As remote workers, people may choose to live in smaller towns where they can enjoy a better quality of life, develop community, and still service the larger cities. There is ample evidence that this “reverse brain drain” is helping revitalise many areas, while positively impacting the health of both individuals and the communities they join.
WFH Picks Up
It's likely that WFH will continue to be a big trend in the years to come. Remote work can be beneficial for the environment by reducing the number of people commuting to work and reducing carbon emissions. Many organisations are recognising the benefits of remote work and making it a permanent option for their employees.
In case of future epidemics or outbreaks or even pandemics, remote work is also being thought of as a backup plan in fields like banking, teaching, and education and other fields.
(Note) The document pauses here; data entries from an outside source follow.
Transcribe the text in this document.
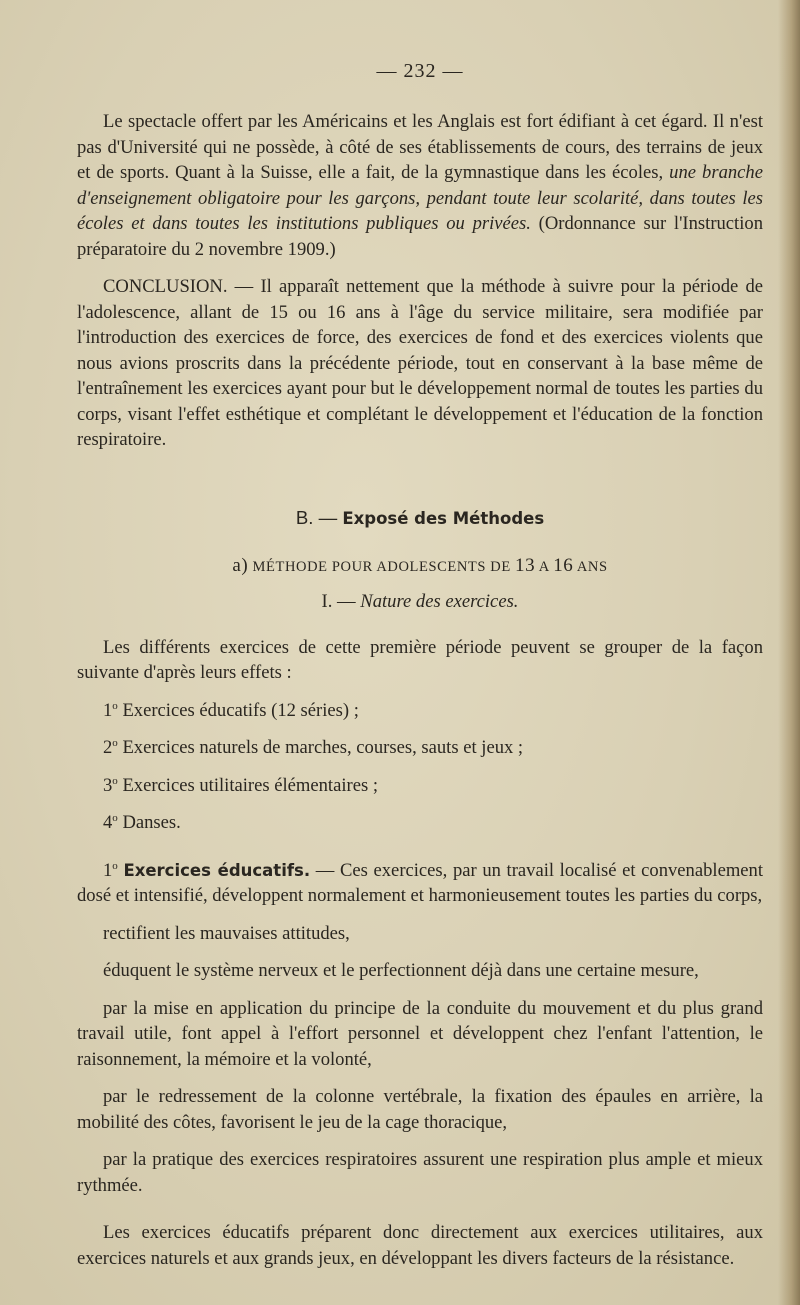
— 232 —

Le spectacle offert par les Américains et les Anglais est fort édifiant à cet égard. Il n'est pas d'Université qui ne possède, à côté de ses établissements de cours, des terrains de jeux et de sports. Quant à la Suisse, elle a fait, de la gymnastique dans les écoles, une branche d'enseignement obligatoire pour les garçons, pendant toute leur scolarité, dans toutes les écoles et dans toutes les institutions publiques ou privées. (Ordonnance sur l'Instruction préparatoire du 2 novembre 1909.)

CONCLUSION. — Il apparaît nettement que la méthode à suivre pour la période de l'adolescence, allant de 15 ou 16 ans à l'âge du service militaire, sera modifiée par l'introduction des exercices de force, des exercices de fond et des exercices violents que nous avions proscrits dans la précédente période, tout en conservant à la base même de l'entraînement les exercices ayant pour but le développement normal de toutes les parties du corps, visant l'effet esthétique et complétant le développement et l'éducation de la fonction respiratoire.

B. — Exposé des Méthodes
a) MÉTHODE POUR ADOLESCENTS DE 13 A 16 ANS
I. — Nature des exercices.

Les différents exercices de cette première période peuvent se grouper de la façon suivante d'après leurs effets :

1$^o$ Exercices éducatifs (12 séries) ;

2$^o$ Exercices naturels de marches, courses, sauts et jeux ;

3$^o$ Exercices utilitaires élémentaires ;

4$^o$ Danses.

1$^o$ Exercices éducatifs. — Ces exercices, par un travail localisé et convenablement dosé et intensifié, développent normalement et harmonieusement toutes les parties du corps,

rectifient les mauvaises attitudes,

éduquent le système nerveux et le perfectionnent déjà dans une certaine mesure,

par la mise en application du principe de la conduite du mouvement et du plus grand travail utile, font appel à l'effort personnel et développent chez l'enfant l'attention, le raisonnement, la mémoire et la volonté,

par le redressement de la colonne vertébrale, la fixation des épaules en arrière, la mobilité des côtes, favorisent le jeu de la cage thoracique,

par la pratique des exercices respiratoires assurent une respiration plus ample et mieux rythmée.

Les exercices éducatifs préparent donc directement aux exercices utilitaires, aux exercices naturels et aux grands jeux, en développant les divers facteurs de la résistance.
Remote work is seen as a way to ensure continuity of operations during such crises.
For companies, WFH will surely exist as a greater component of our working lives than before. Working out exactly what that means in terms of energy and climate will take a little more time, but the best advice for a business right now is to ensure, for all employees, that you have two tech fixes in place: a single place for everyone to effectively communicate (think Slack, etc.); and a single place for everyone to effectively store information (think Dropbox, etc.).
The rest will work itself out. On average, it’s likely to be a better thing for the planet.